Sergei Prokofiev was undertaking a successful tour in the US when he was asked by the Chicago Symphony to compose an opera. In 1921 it was performed in the States and in 1926 in Russia. Because it had an unappealing script for the time, it was the antithesis of Puccini’s realism and contained no arias, and it was poorly received. However, this opera reflected the art movement of the time absorbing the fragmentation of Picasso and the surrealism of Dali.
Thank goodness it was revived in 1949 in the States by which time public taste had caught up with its avant garde satire and since then the opera has been regularly performed by a opera companies around the world.
The plot defies a short synopsis but in the Opera Australia production suffice it to say, it is a combination of nineteen twenties movie star allusions, the commedia dell’arte and Alice In Wonderland.
There is a cranky witch Fata Morgana played by Antoinette Halloran who looks like Gloria Swanson, and a clown Truffaldino played by Kanen Breen, whose warm bass added extra comedy to his zany character.
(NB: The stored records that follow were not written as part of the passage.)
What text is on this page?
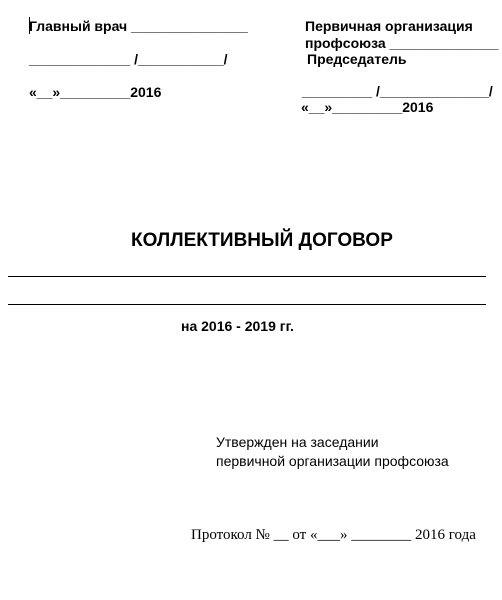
Главный врач _______________
_____________ /___________/
«__»_________2016
Первичная организация
профсоюза ______________
Председатель
_________ /______________/
«__»_________2016
КОЛЛЕКТИВНЫЙ ДОГОВОР
на 2016 - 2019 гг.
Утвержден на заседании
первичной организации профсоюза
Протокол № __ от «___» ________ 2016 года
There are characters dressed as cards and harlequins like those encountered by Alice, a princess with a rats head, and dancing cacti.
The multi hued set design by George Tsypin combined with the crisp direction of Francesca Zambello facilitates the speed and ever nonsensical absurdist passage of the piece to its happy ever after conclusion.
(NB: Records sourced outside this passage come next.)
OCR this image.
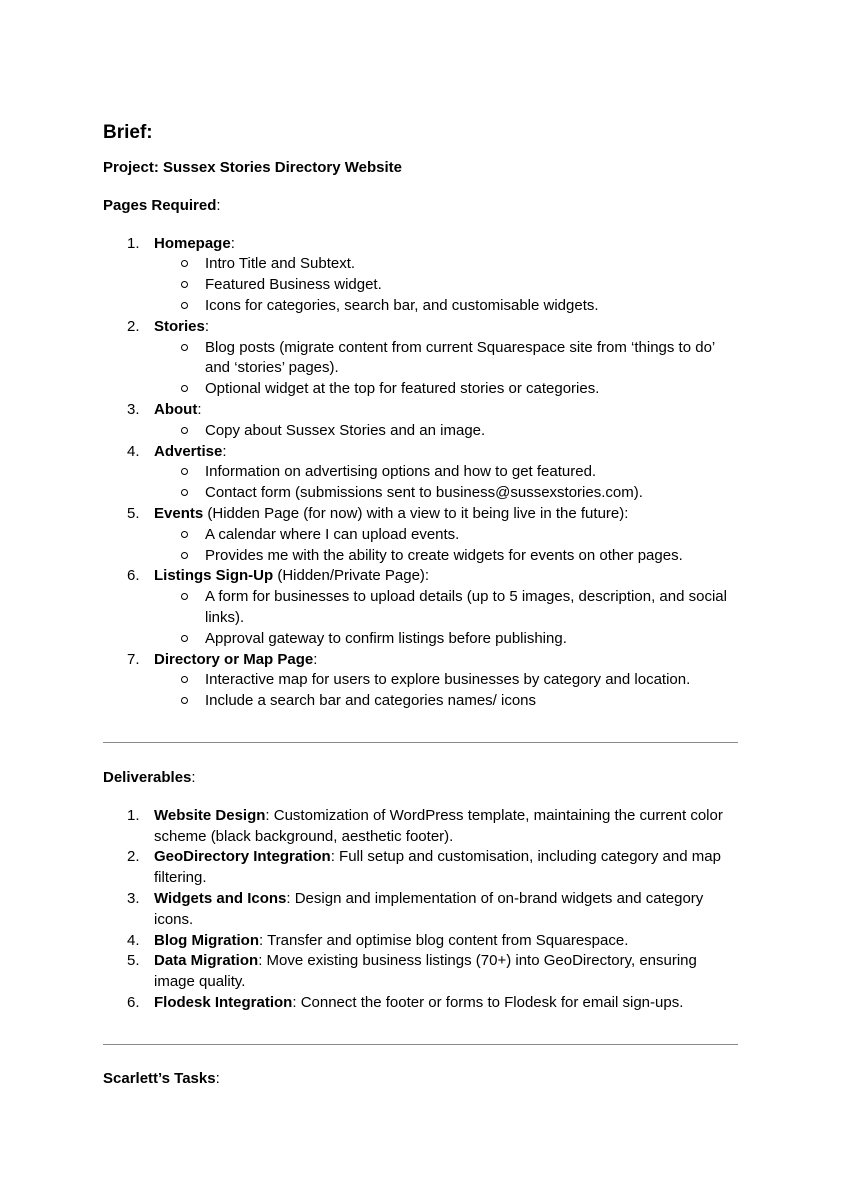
Brief:
Project: Sussex Stories Directory Website
Pages Required:
1. Homepage:
Intro Title and Subtext.
Featured Business widget.
Icons for categories, search bar, and customisable widgets.
2. Stories:
Blog posts (migrate content from current Squarespace site from ‘things to do’ and ‘stories’ pages).
Optional widget at the top for featured stories or categories.
3. About:
Copy about Sussex Stories and an image.
4. Advertise:
Information on advertising options and how to get featured.
Contact form (submissions sent to business@sussexstories.com).
5. Events (Hidden Page (for now) with a view to it being live in the future):
A calendar where I can upload events.
Provides me with the ability to create widgets for events on other pages.
6. Listings Sign-Up (Hidden/Private Page):
A form for businesses to upload details (up to 5 images, description, and social links).
Approval gateway to confirm listings before publishing.
7. Directory or Map Page:
Interactive map for users to explore businesses by category and location.
Include a search bar and categories names/ icons
Deliverables:
1. Website Design: Customization of WordPress template, maintaining the current color scheme (black background, aesthetic footer).
2. GeoDirectory Integration: Full setup and customisation, including category and map filtering.
3. Widgets and Icons: Design and implementation of on-brand widgets and category icons.
4. Blog Migration: Transfer and optimise blog content from Squarespace.
5. Data Migration: Move existing business listings (70+) into GeoDirectory, ensuring image quality.
6. Flodesk Integration: Connect the footer or forms to Flodesk for email sign-ups.
Scarlett’s Tasks:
Zambello’s set and the costumes by Tanya Noginova are a riot of colour and the singers sometimes perform from impossibly awkward positions without any diminution of volume and quality.
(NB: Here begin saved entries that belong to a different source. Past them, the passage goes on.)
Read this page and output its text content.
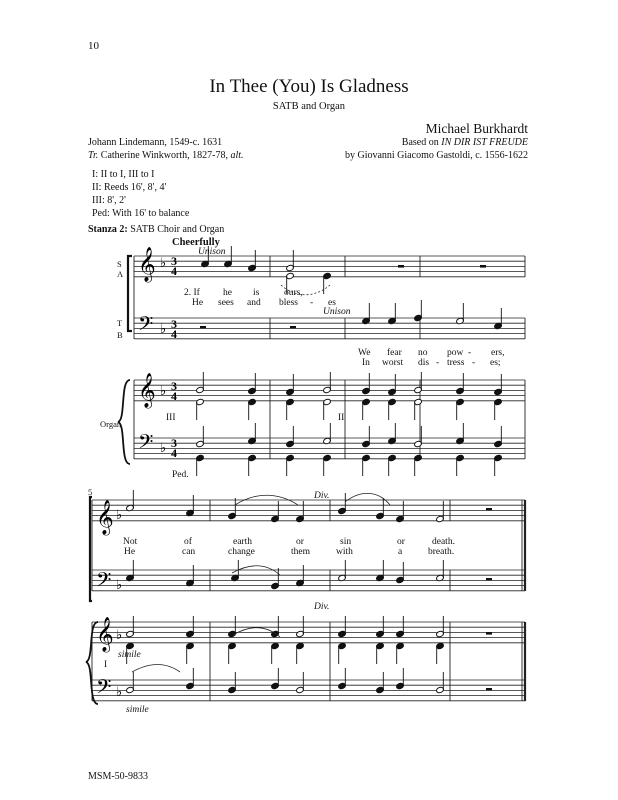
10
In Thee (You) Is Gladness
SATB and Organ
Johann Lindemann, 1549-c. 1631
Tr. Catherine Winkworth, 1827-78, alt.
Michael Burkhardt
Based on IN DIR IST FREUDE
by Giovanni Giacomo Gastoldi, c. 1556-1622
I: II to I, III to I
II: Reeds 16', 8', 4'
III: 8', 2'
Ped: With 16' to balance
Stanza 2: SATB Choir and Organ
Cheerfully
𝄞
𝄢
𝄞
𝄢
♭
♭
♭
♭
3
4
3
4
3
4
3
4
𝄞
𝄢
𝄞
𝄢
♭
♭
♭
♭
S
A
T
B
Organ
Ped.
Unison
Unison
Div.
Div.
simile
simile
III	II
I
5
2. If he is	ours,
He sees and bless - es
We fear no pow - ers,
In worst dis - tress - es;
Not	of	earth	or	sin	or	death.
He	can	change	them	with	a	breath.
MSM-50-9833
The farce is overseen by a Lord Of The Rings type eye or perhaps it is a reference to the eye in Luis Bunuel’s and Salvador Dali’s UN CHIEN ANDALOU.
Rosario La Spina as the hypochondriacal and obsessive Prince is unexpectedly comedic (due to his casting in more solemn operas) and brings a warmth to his character with his lovely tenor voice.
Julie Lea Goodwin’s sweet soprano complements her character beautifully as the heroine Princess Ninetta.
I mentioned Kanen Breen’s extraordinary clown performance, but really all the Company must be congratulated on the excellence of their acting abilities which ranged from an S and M dominatrix through to a humongous fat cook.
Like last years’ A Turk In Italy and this years’ Barber of Saville, both by Rossini, this superb production is a comic triumph.
Running time is 2 hours 15 minutes including one twenty minute interval.
Prokofiev’s FOR LOVE OF ORANGE is playing the Joan Sutherland theatre, Sydney Opera House until July 9.